Wonisch Manfred, Lercher Peter, Scherr Daniel, Maier Robert, Pokan Rochus, Hofmann Peter, von Duvillard Serge P
Department of Medicine, Division of Cardiology, Medical University, Graz, Austria.
Chest. 2005 Mar;127(3):787-93. doi: 10.1378/chest.127.3.787.
Patients with chronic heart failure and implanted cardioverter-defibrillators (ICDs) may have a higher incidence of new-onset or worsening heart failure requiring hospitalization with dual-chamber ICDs compared with single-chamber ICDs.
The purpose of this study was to show the impact of permanent right ventricular (RV) pacing on exercise capacity and related cardiorespiratory parameters in patients with chronic heart failure and ICDs.
Seventeen patients with chronic heart failure and a dual-chamber ICD performed cardiopulmonary exercise testing (CPX) on 3 different days. After CPX 1, patients were randomized either to back-up pacing or permanent RV pacing. After 3 months, CPX 2 was performed and patients changed groups (crossover design); CPX 3 was performed after 3 additional months.

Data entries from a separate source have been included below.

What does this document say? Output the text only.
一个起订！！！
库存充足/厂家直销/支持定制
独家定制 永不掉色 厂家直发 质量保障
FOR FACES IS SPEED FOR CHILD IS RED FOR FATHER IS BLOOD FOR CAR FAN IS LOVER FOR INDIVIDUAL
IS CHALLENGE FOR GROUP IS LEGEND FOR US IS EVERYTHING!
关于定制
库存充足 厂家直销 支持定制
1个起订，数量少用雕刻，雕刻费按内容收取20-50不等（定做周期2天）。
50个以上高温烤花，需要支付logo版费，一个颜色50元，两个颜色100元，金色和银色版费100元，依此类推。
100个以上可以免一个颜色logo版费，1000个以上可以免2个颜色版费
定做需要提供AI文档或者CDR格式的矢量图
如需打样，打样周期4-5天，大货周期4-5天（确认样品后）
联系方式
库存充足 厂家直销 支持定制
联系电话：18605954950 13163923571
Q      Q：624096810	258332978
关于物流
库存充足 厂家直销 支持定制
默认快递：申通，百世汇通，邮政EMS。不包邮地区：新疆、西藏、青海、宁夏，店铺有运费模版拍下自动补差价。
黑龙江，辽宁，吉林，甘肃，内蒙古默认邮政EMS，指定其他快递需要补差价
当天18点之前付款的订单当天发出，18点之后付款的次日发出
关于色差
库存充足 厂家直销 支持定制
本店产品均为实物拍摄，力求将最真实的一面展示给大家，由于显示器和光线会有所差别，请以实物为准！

Maximal values for workload (108 +/- 46 W vs 117 +/- 48 W, p < 0.01), oxygen uptake (Vo(2)) [21.0 +/- 5.3 mL/min/kg vs 22.5 +/- 6.4 mL/min/kg, p < 0.05], oxygen pulse (13 +/- 3.7 mL vs 14 +/- 4.0 mL, p < 0.05), and metabolic equivalent (6.0 +/- 1.5 vs 6.4 +/- 1.8, p < 0.05) were significantly lower with permanent RV pacing compared to back-up pacing. Workload, Vo(2), and oxygen pulse were significantly reduced at the ventilatory anaerobic threshold, while workload and Vo(2) were significantly lower at the respiratory compensation point. No differences were found for maximal heart rate, minute ventilation Ve, and respiratory exchange ratio. The Ve/carbon dioxide production slope was significantly steeper with permanent RV pacing compared to back-up pacing.
Permanent RV pacing significantly reduced maximal and submaximal measures of exercise. For patients with chronic heart failure and sufficient atrioventricular conduction, every effort should be made to minimize permanent right ventricular pacing.
与单腔植入式心脏复律除颤器(ICD)相比,慢性心力衰竭且植入双腔ICD的患者新发或恶化的心力衰竭需要住院治疗的发生率可能更高。
本研究的目的是表明永久性右心室(RV)起搏对慢性心力衰竭且植入ICD患者的运动能力及相关心肺参数的影响。
17例慢性心力衰竭且植入双腔ICD的患者在3个不同日期进行了心肺运动试验(CPX)。在CPX 1之后,患者被随机分为备用起搏组或永久性RV起搏组。3个月后,进行CPX 2,患者更换分组(交叉设计);再过3个月后进行CPX 3。
与备用起搏相比,永久性RV起搏时的最大工作量(108±46W对117±48W,p<0.01)、摄氧量(Vo₂)[21.0±5.3mL/min/kg对22.5±6.4mL/min/kg,p<0.05]、氧脉搏(13±3.7mL对14±4.0mL,p<0.05)和代谢当量(6.0±1.5对6.4±1.8,p<0.05)显著降低。在通气无氧阈时,工作量、Vo₂和氧脉搏显著降低,而在呼吸补偿点时,工作量和Vo₂显著降低。最大心率、分钟通气量Ve和呼吸交换率未发现差异。与备用起搏相比,永久性RV起搏时的Ve/二氧化碳产生斜率显著更陡。
永久性RV起搏显著降低了运动的最大和次最大指标。对于慢性心力衰竭且房室传导足够的患者,应尽一切努力尽量减少永久性右心室起搏。